Dipeptidyl peptidase 1 (DPP-1) inhibitors offer a disease-based approach to managing non-cystic fibrosis bronchiectasis by targeting airway inflammation.



RT’s Three Key Takeaways:

  1. Targeted Inflammation Control: Dipeptidyl peptidase 1 (DPP-1) inhibitors represent a shift toward disease-modifying therapy by targeting neutrophilic airway inflammation.
  2. Clinical Trial Success: Data from the ASPEN and WILLOW trials demonstrated that brensocatib significantly reduces pulmonary exacerbations and can slow the decline of lung function in certain patient populations.
  3. Clinical Assessment Focus: Because no validated biomarkers currently exist to guide therapy, treatment decisions for these new agents remain dependent on clinical evaluations of symptom burden and exacerbation history.

DPP-1 inhibitors are beginning to change the treatment landscape for non-cystic fibrosis bronchiectasis, moving care beyond symptomatic management toward a targeted, disease-based approach.

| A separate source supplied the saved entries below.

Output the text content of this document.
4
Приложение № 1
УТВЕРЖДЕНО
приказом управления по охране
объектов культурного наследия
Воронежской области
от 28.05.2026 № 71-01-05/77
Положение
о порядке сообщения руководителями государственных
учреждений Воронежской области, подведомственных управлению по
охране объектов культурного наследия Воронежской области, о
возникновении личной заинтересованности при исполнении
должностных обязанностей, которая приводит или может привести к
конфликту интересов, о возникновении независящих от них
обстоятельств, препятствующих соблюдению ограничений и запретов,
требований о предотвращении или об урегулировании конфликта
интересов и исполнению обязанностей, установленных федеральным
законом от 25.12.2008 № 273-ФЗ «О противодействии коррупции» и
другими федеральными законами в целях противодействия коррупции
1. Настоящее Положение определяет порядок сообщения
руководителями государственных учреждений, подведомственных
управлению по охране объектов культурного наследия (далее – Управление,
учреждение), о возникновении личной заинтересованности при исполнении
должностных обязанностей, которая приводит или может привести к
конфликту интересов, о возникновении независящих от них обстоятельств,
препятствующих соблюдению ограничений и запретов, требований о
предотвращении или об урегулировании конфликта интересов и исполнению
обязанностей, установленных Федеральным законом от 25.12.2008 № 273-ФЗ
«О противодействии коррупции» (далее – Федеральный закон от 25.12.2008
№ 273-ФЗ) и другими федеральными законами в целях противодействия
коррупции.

The approval of brensocatib in 2025 marked the first potential disease modifying therapy for noncystic fibrosis bronchiectasis and the first approved dipeptidyl peptidase 1 inhibitor.

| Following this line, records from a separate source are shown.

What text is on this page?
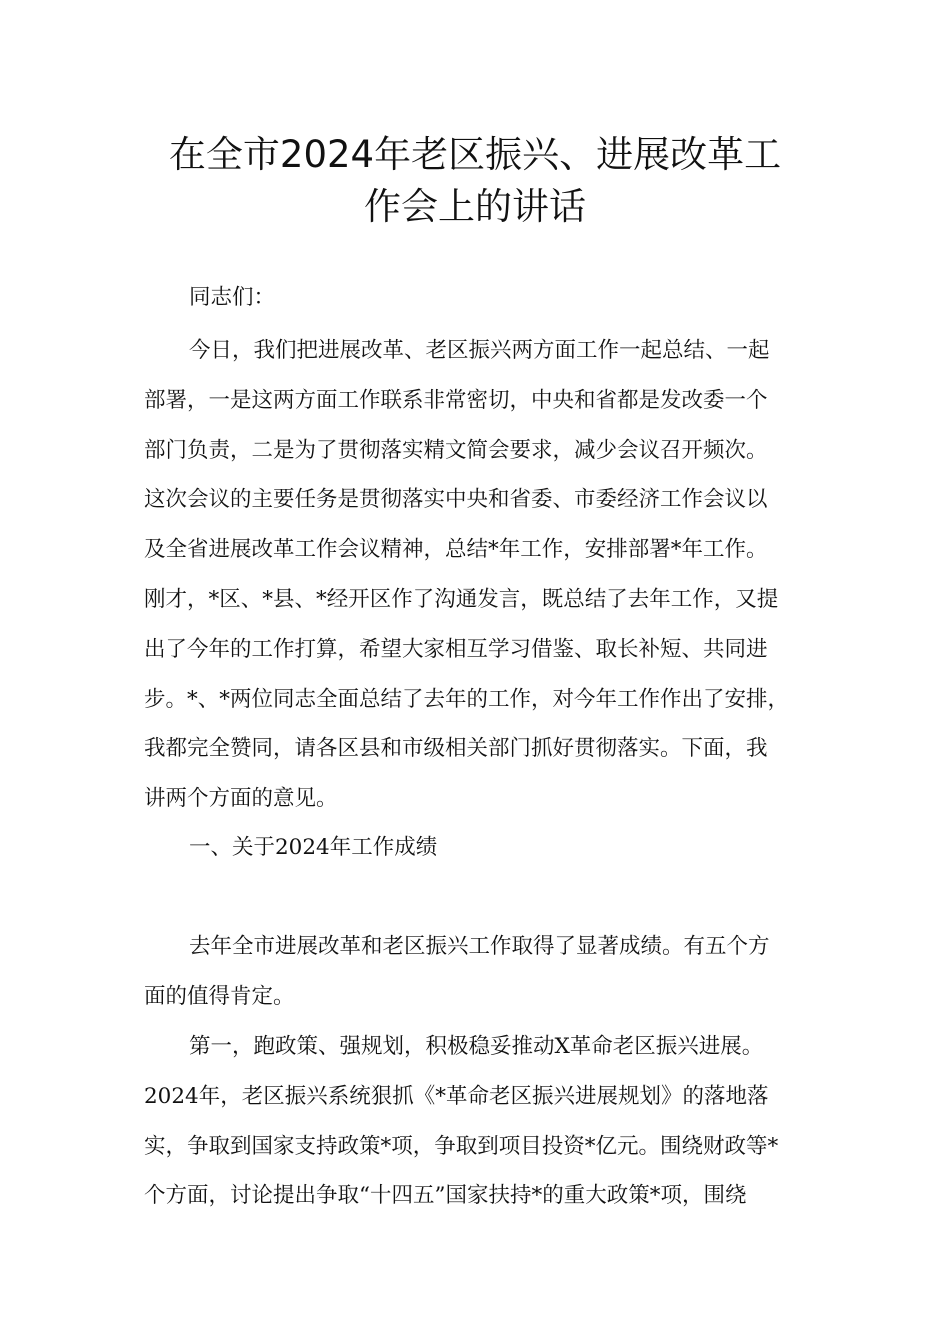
在全市2024年老区振兴、进展改革工
作会上的讲话
同志们：
今日，我们把进展改革、老区振兴两方面工作一起总结、一起
部署，一是这两方面工作联系非常密切，中央和省都是发改委一个
部门负责，二是为了贯彻落实精文简会要求，减少会议召开频次。
这次会议的主要任务是贯彻落实中央和省委、市委经济工作会议以
及全省进展改革工作会议精神，总结*年工作，安排部署*年工作。
刚才，*区、*县、*经开区作了沟通发言，既总结了去年工作，又提
出了今年的工作打算，希望大家相互学习借鉴、取长补短、共同进
步。*、*两位同志全面总结了去年的工作，对今年工作作出了安排，
我都完全赞同，请各区县和市级相关部门抓好贯彻落实。下面，我
讲两个方面的意见。
一、关于2024年工作成绩
去年全市进展改革和老区振兴工作取得了显著成绩。有五个方
面的值得肯定。
第一，跑政策、强规划，积极稳妥推动X革命老区振兴进展。
2024年，老区振兴系统狠抓《*革命老区振兴进展规划》的落地落
实，争取到国家支持政策*项，争取到项目投资*亿元。围绕财政等*
个方面，讨论提出争取“十四五”国家扶持*的重大政策*项，围绕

Unlike traditional bronchiectasis care, which has largely focused on infection management, airway clearance techniques, and lung disease management, DPP-1 inhibition targets a central driver of disease activity: neutrophilic airway inflammation. By reversibly blocking the DPP-1 enzyme, also known as cathepsin C, in the bone marrow, these agents impair activation of neutrophil serine proteases, including neutrophil elastase, during myelopoiesis. This approach is intended to reduce protease mediated airway injury while preserving antimicrobial neutrophil function.

Clinical trial data have positioned brensocatib as a key emerging option for patients with bronchiectasis. In the phase 3 ASPEN and phase 2 WILLOW trials, once daily oral brensocatib significantly reduced pulmonary exacerbations compared with placebo. In ASPEN, the 25 mg dose also slowed decline in forced expiratory volume in 1 second among patients aged 12 years or older.

Early real world and observational clinical experience suggests DPP-1 inhibition may reduce health care use, decrease antibiotic use, improve respiratory symptoms and patient reported outcomes, and remain generally well tolerated. However, longer term data will be needed to clarify durability, safety, and optimal positioning in routine clinical care.

No validated biomarker currently guides DPP-1 inhibitor use in bronchiectasis. This separates bronchiectasis from asthma and chronic obstructive pulmonary disease, where blood eosinophils and other biomarkers can help direct biologic therapy.

For now, treatment decisions rely on clinical assessment of neutrophilic disease activity, exacerbation frequency, symptom burden, and overall clinical impact. Ongoing trials are expanding evaluation across broader bronchiectasis populations, including patients with lower exacerbation burden and parallel groups such as cystic fibrosis related bronchiectasis. These studies are expected to refine patient selection, dosing, and therapeutic positioning as DPP-1 inhibitors enter clinical practice.